GroupM adjusts expectations for global, Canadian ad spending

August 14, 2013  |  Chris Powell  |  Comments

Report follows drop in spending among Canada’s top advertisers

Media buying company GroupM announced today a revision to its 2013 global ad spend forecast, to 3.4% from the 4.5% it predicted in December.

The downward revision reflects what GroupM called “continued economic discord” in the Eurozone, specifically in the “Eurozone periphery” of Italy, Spain, Portugal, Greece and Ireland.

Reflecting the economic hardships affecting the region, GroupM futures director Adam Smith noted that its share of global advertising investment has fallen from 7% prior to the economic crisis to 3% currently, despite a nominal change in its GDP during the same period.

The revised forecast for Western Europe predicts a 2.4% decline to $97 billion, with spending in 2014 expected to rise only 1.8% to $99 billion (all figures in US dollars).

In its “This Year, Next Year” report, GroupM predicted that global ad spending will reach $507 billion this year. The company also released its first ad spend prediction for 2014, calling for a 5.1% increase to $533 billion.

GroupM is calling for Canadian ad spending to increase slightly, 2.25% to $13.6 billion, this year, followed by similar growth – to $13.9 billion – in 2014. The biggest growth area continues to be digital, which is predicted to grow 5% to $3.2 billion.

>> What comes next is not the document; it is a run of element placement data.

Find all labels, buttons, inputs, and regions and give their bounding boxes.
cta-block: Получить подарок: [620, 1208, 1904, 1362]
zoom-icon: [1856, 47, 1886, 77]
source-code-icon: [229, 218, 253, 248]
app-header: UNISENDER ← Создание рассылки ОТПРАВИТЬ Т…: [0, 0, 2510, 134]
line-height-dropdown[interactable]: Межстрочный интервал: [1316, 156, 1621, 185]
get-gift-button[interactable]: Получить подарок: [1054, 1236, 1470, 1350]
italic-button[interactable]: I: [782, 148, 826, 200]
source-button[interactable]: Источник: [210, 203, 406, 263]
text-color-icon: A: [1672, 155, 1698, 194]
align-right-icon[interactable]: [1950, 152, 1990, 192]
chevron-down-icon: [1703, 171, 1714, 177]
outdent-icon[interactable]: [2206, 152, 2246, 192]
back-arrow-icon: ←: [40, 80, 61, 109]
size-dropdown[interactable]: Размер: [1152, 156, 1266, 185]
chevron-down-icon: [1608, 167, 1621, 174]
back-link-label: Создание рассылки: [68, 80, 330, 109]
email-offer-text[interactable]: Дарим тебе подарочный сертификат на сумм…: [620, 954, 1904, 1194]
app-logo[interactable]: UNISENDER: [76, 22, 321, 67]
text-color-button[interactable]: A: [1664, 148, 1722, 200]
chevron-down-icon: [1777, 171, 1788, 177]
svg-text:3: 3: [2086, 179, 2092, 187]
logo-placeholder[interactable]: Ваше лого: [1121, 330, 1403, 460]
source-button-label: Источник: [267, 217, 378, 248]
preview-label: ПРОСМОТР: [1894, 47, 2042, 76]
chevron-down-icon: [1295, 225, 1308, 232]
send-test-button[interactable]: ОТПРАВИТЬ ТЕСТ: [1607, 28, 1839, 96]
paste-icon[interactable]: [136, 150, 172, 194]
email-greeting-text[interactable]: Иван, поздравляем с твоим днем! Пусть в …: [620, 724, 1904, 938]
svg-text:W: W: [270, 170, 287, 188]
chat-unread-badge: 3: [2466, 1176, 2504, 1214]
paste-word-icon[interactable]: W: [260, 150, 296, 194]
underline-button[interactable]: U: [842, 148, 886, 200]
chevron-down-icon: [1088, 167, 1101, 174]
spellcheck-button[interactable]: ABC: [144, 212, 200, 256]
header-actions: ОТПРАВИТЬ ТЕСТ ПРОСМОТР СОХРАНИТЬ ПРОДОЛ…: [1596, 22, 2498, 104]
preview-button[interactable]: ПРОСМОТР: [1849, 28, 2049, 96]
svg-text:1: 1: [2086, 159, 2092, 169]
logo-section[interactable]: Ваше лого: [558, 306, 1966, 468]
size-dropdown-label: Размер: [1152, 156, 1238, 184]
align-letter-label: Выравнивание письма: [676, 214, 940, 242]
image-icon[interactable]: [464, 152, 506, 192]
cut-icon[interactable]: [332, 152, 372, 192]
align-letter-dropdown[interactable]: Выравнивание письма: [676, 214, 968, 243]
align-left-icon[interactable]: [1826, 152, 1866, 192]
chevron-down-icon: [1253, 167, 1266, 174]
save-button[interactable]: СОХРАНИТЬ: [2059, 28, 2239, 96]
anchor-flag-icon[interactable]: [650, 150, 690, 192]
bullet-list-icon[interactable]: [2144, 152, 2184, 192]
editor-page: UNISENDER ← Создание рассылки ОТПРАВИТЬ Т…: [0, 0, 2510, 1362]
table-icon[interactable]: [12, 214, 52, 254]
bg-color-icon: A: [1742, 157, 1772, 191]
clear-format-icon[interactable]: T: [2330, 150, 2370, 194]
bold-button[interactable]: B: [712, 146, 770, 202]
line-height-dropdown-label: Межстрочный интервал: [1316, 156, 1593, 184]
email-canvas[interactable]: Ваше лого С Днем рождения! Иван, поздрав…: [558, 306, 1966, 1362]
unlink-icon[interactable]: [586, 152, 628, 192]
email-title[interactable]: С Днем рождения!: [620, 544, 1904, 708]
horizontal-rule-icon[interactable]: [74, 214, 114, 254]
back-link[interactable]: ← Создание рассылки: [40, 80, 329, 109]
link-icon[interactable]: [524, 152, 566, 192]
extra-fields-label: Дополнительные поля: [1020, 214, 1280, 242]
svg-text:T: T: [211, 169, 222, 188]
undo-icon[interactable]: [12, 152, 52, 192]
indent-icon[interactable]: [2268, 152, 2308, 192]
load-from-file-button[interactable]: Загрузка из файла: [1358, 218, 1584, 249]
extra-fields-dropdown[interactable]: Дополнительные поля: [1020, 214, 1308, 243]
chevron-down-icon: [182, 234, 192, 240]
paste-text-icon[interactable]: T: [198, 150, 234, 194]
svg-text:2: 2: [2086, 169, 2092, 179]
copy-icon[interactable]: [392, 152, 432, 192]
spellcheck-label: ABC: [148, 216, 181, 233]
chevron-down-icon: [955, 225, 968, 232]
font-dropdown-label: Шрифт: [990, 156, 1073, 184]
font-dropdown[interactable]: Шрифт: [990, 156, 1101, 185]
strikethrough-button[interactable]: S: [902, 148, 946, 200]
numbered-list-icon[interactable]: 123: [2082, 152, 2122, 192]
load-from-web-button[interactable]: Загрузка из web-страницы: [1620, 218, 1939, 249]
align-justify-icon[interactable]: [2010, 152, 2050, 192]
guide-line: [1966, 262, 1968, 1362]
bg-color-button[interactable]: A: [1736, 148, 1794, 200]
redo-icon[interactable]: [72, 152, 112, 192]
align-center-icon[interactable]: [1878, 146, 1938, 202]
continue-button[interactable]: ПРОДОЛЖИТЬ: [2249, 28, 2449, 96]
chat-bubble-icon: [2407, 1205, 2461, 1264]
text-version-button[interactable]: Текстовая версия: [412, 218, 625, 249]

Digital will account for 23.3% of the total Canadian ad spend this year, compared with 19% globally. Globally, digital spending is expected to hit $95 billion this year, and will account for one fifth of the worldwide advertising investment next year.

The report also outlines some significant variances in advertising spend by Canada’s largest advertisers, with seven of the country’s top 15 advertisers reducing their ad spending last year.

Procter & Gamble was the country’s biggest advertiser with a 2012 outlay of $177 million, although its ad spend was down 11% from $200 million in 2011 according to the report. It was followed by Rogers Communications ($145m, +17%), GM Corp. ($101m, -29%) and Bell Canada ($90m, – 11%).

Retail remains Canada’s biggest advertising category with total investment of $1.2 billion in 2011, an 8% increase from 2011 – followed by automotive ($1.03b, +6%), food ($612m, +5%) and entertainment ($551m, +3%).

There were also significant increases in spending against internet related sites and services (+16% to $113m), schools including correspondence courses and seminars (+14% to $111m) and real estate (+10% to $305m). The biggest decrease came in government spending (-19% to $145m, and hard to believe given the ubiquity of the “Canada’s Economic Action Plan” ads).

The report also notes China’s preeminence as an “advertising rainmaker,” accounting for 40% of net new global advertising investment. There is similar support for sustain advertising growth in Russia, said the report.